I am using Kinoite for quite a while now and not once did layering break anything.
That’s great for you. Not everyone may use their distro in the same way as you.
https://discussion.fedoraproject.org/t/is-silverblue-rpm-ostree-intended-to-be-used-with-layered-packages/26162/2 https://discussion.fedoraproject.org/t/fedora-silverblue-36-will-not-succesfully-deploy-after-layering-packages/77502/3 https://gitlab.gnome.org/GNOME/gnome-software/-/issues/991 https://github.com/coreos/rpm-ostree/issues/4280
Not to mention the whole Firefox debacle of including an outdated borked version based with the system install instead of just moving to Flatpak install of most recent stable release. There’s a very valid reason why package layering is discouraged by atomic maintainers and why toolbox is there by default as part of OS. And don’t even get me started on DKMS and driver installation.

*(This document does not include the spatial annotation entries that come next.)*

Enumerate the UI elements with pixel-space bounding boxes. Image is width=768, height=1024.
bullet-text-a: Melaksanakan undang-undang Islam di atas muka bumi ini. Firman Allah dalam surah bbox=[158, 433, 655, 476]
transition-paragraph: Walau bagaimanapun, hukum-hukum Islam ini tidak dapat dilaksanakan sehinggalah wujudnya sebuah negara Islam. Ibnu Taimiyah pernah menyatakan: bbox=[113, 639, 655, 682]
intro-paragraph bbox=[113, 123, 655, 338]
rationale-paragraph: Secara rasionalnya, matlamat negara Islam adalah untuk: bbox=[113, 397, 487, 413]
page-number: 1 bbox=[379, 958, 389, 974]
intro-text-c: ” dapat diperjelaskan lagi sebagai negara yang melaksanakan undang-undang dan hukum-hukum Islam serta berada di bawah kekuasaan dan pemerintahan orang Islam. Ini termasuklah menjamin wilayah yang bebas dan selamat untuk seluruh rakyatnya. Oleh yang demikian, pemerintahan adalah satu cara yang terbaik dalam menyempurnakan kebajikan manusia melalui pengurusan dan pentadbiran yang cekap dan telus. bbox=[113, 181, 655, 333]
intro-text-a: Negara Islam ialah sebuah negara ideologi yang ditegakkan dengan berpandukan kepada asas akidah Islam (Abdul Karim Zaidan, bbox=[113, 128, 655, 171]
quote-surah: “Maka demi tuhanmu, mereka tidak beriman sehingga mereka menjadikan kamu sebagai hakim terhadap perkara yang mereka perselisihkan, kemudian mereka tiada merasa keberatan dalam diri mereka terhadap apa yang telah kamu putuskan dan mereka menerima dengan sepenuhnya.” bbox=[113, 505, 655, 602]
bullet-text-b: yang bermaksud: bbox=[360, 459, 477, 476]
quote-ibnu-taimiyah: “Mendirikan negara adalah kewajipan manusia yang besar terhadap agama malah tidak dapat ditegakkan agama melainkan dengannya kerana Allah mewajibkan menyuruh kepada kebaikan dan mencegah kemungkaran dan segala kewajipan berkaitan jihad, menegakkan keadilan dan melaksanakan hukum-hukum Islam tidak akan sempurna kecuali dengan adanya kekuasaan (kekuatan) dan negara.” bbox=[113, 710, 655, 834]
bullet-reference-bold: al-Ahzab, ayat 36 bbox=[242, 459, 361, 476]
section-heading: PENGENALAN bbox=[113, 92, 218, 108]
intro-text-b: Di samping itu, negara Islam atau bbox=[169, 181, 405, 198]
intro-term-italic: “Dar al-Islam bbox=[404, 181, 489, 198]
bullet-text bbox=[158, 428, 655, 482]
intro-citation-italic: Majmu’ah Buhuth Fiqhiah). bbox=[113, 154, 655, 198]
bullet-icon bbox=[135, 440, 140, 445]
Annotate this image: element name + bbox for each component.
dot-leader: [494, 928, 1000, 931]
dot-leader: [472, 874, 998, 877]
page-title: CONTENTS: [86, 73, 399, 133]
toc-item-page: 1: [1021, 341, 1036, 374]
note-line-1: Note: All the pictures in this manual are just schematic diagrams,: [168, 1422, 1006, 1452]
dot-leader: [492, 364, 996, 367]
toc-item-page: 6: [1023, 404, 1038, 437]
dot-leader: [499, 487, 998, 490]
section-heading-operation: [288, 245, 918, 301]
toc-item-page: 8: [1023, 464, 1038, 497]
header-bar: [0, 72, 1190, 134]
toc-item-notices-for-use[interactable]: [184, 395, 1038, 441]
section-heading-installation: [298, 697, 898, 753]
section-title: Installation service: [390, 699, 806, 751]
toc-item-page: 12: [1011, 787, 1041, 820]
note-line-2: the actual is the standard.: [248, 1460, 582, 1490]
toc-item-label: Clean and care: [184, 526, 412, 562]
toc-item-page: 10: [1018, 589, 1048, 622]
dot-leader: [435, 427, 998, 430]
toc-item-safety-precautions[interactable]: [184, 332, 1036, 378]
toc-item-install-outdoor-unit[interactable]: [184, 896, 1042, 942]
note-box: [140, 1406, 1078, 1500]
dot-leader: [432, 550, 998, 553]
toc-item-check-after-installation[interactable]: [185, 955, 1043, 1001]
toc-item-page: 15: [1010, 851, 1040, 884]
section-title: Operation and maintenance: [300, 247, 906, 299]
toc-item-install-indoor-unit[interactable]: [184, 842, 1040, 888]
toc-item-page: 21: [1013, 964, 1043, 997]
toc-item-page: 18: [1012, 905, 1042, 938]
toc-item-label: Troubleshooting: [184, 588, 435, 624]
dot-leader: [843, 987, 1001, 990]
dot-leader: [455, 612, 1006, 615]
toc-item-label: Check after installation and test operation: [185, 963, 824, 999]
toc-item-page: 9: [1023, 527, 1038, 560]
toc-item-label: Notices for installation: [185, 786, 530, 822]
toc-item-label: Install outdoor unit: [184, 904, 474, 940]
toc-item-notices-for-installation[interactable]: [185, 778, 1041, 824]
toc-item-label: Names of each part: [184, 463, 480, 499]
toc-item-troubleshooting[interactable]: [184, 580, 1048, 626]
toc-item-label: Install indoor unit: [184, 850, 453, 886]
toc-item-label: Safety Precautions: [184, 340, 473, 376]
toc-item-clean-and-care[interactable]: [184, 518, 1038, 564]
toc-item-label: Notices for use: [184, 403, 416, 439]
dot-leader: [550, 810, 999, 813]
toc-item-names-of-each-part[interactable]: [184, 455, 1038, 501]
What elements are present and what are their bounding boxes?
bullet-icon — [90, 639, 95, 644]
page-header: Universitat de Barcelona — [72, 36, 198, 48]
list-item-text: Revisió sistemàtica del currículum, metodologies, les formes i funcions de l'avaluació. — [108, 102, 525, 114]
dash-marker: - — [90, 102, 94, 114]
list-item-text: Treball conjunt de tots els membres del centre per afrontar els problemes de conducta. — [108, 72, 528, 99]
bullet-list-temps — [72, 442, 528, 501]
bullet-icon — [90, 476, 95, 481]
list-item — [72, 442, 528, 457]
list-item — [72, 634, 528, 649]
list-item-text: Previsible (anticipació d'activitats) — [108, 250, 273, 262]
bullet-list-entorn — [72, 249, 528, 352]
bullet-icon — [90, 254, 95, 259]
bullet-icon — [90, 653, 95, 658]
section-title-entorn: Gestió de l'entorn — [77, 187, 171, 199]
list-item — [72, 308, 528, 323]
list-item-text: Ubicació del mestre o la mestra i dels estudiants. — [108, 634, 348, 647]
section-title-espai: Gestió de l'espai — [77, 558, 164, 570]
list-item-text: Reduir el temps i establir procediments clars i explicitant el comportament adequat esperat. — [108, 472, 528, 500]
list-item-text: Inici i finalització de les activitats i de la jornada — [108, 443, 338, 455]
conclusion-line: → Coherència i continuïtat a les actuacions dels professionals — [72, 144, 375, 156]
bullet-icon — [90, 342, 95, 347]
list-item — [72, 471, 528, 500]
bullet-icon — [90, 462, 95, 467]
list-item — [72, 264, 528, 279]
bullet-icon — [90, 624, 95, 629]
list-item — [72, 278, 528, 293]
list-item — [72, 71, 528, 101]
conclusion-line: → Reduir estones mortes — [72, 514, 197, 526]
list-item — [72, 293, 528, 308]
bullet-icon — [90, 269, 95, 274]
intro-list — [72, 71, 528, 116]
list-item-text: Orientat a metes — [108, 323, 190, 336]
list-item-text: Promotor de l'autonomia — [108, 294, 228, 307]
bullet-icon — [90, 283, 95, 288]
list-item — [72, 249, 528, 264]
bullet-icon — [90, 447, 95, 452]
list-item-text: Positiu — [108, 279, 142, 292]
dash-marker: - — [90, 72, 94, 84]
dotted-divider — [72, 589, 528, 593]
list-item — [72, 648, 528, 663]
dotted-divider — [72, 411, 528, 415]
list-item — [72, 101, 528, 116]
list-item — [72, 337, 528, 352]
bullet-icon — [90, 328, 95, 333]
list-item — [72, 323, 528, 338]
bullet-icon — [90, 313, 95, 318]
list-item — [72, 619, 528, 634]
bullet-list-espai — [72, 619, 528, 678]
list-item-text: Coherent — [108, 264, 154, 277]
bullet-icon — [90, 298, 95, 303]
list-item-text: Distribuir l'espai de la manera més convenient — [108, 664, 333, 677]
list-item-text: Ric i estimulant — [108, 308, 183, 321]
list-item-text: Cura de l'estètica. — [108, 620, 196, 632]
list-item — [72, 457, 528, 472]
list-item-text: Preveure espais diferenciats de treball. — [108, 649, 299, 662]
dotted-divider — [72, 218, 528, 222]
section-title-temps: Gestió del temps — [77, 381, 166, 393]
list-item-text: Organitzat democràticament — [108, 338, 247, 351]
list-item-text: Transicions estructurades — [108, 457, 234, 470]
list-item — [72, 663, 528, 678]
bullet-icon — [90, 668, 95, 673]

So, the points in favor of Kinoite is sticking closer to upstream, however it seems like I would need to layer quite a few packages. My understanding is that this is discouraged in an rpm-ostree setup, particularly due to update time and possible mismatches with RPMFusion
It’s not only discouraged but often times it’s system breaking. I used Kinoite for a year before I just became too frustrated and gave up. The first thing I learned though was to stay away from package layering because it tended to break things more often than not. Basically if you can’t find or build a flatpak and you don’t want to use toolbox all the time, just stick with workstation. Immutable is great when deploying to multiple servers or locked-down corporate workstations, but it makes no sense for your personal setup especially if you’re already familiar with Linux.
I know about it. It’s pretty popular, so much in fact that you can buy a wide range of routers with it preinstalled.